First, the good news. One of my classes seemed really excited about the possibilities. I could see them smiling and nodding their heads and wheels starting to turn. One of the students (he took me for both of his English classes last year) has already emailed me about "contract grading" and if we could do something like that in the class (my response, after shrieks of joy, was to say that it was up to the class and if he thought it was something we should do, then make the argument). Tomorrow, I'm going to use a text messaging instant survey service to gage my students' attitudes and see where we stand on some general issues in the course. I am very excited about this. No one has seemed to have dropped my course (yet).
Now, the less good news. My other class showed little enthusiasm and looked more terrified than invigorated by the possibility of deciding the direction of the course. I feel unmoored by this experience; usually, I'd have my first two weeks of classes down cold and I could skate through the first few weeks on my charm and well-practiced lectures and exercises. Now, I'm completely without a rudder. And, apparently, relying on heavy-handed, cliched symbolism. I have a plan, but I don't want to have too much of a plan, in case I fall back on my well-trained habit of lecturing and steering the course where I think or would want it to go.
And I, too, am terrified. There are few places in my life where I feel completely and totally comfortable; one of those places is the pool, another is in front of the classroom. When I stepped in front of a class for the first time to really teach, it didn't take long for the nerves to disappear and for me to feel like I was right where I was supposed to be, right where I wanted to be. In the same way I had always felt "right" in the pool, I felt "right" while teaching in front of the class. This is a rare feeling for me. I've always felt slightly awkward, slightly out of place. Even in academia, I don't quite fit (that's one of the things that Bad Female Academic has been about). But put me in front of a group of students and tell me to teach them...

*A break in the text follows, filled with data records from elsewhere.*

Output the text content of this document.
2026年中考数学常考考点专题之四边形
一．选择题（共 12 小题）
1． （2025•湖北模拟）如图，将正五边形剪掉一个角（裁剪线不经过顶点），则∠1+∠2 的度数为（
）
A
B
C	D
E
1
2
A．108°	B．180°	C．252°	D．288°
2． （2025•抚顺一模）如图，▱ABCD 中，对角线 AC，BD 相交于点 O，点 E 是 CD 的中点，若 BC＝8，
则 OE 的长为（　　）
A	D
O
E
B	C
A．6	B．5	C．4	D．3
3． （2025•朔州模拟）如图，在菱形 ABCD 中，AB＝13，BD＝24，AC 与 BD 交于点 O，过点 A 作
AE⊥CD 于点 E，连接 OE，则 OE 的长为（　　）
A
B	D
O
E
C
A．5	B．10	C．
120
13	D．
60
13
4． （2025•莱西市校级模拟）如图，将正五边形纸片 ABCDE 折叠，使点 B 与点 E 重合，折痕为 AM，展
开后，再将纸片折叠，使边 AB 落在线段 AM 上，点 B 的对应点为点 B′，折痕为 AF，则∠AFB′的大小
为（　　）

Maybe it's because I was in a position of authority and (relative) control; so much of my life growing up felt outside of my control that it was nice to finally be somewhere where people respected me, listened to me, and (dare I say it) had to do what I said. Don't get me wrong, I never took that for granted or took advantage of my position of authority, and I work hard to make sure that I deserve my students' respect. But that power, the feeling of being in control, it's something that I am already worried about missing.
I know this will make me a better teacher. But will that be as personally fulfilling to me? This is a selfish, selfish question to ask, but I think it's a question we need to ask ourselves as educators because this could be one of the reasons we are so resistant to radically changing how we teach. There is a sense of fulfillment and pride in seeing our students learn and succeed. But, if we're really honest with ourselves, there are other reasons why we teach, more personal, more selfish reasons. Those reasons often remain hidden, unexamined.
I am giving up a large portion of the control in my class. I am re-learning how to assert my authority in ways that don't involve dictating what my students need to do and when. And it's really, really hard and really, really scary.
I must be doing something right, then.